Gerhardt confirmed he had received several complaints but maintained that, logistically, the business had not changed.

"We’ve had more snow this year than we’ve had over the past three or four years so our first objective is to get through the winter and then see how we can make it better," he said.

"But it’s the same personnel; the same bodies and equipment, there’s no difference to what it was before.

"I think a lot of people have been out on the roads in bad conditions and sometimes they’re looking at who’s at fault so they blame the contractors and we’re new contractors so that makes it a bit easier, but, that’s the nature of the game sometimes."

Mainroads Contracting won the government snowplowing contract from Capilano in October last year despite the fact that Capilano had been doing the job for 15 years.
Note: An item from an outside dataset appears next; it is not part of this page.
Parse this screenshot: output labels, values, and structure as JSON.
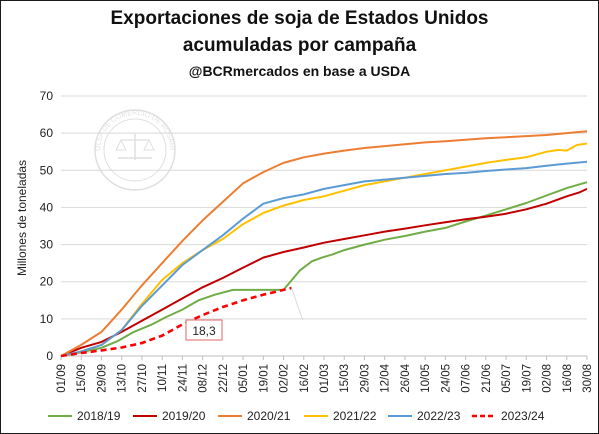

General Manager of Capilano Highway Services Steve Drummond admitted that Mainroads Contracting had beaten their bid for the contract by hundreds of thousands of dollars.

"I didn’t think anybody would be able to do it (snowplow) for that low price," Drummond said.

"We wanted to be real aggressive with that deal but (Capilano’s bid) was definitely no where near as cheap as they were."

Drummond said the government’s policies on price made it difficult to compete with some companies.

"The government placed 60 per cent of this deal on who had the lowest price and they came in really, really cheap."

The Ministry of Transportation’s representative in Pemberton and Whistler, Brian Lee, said he was not permitted to comment on the issue and referred Pique Newsmagazine to the Ministry’s public relations department.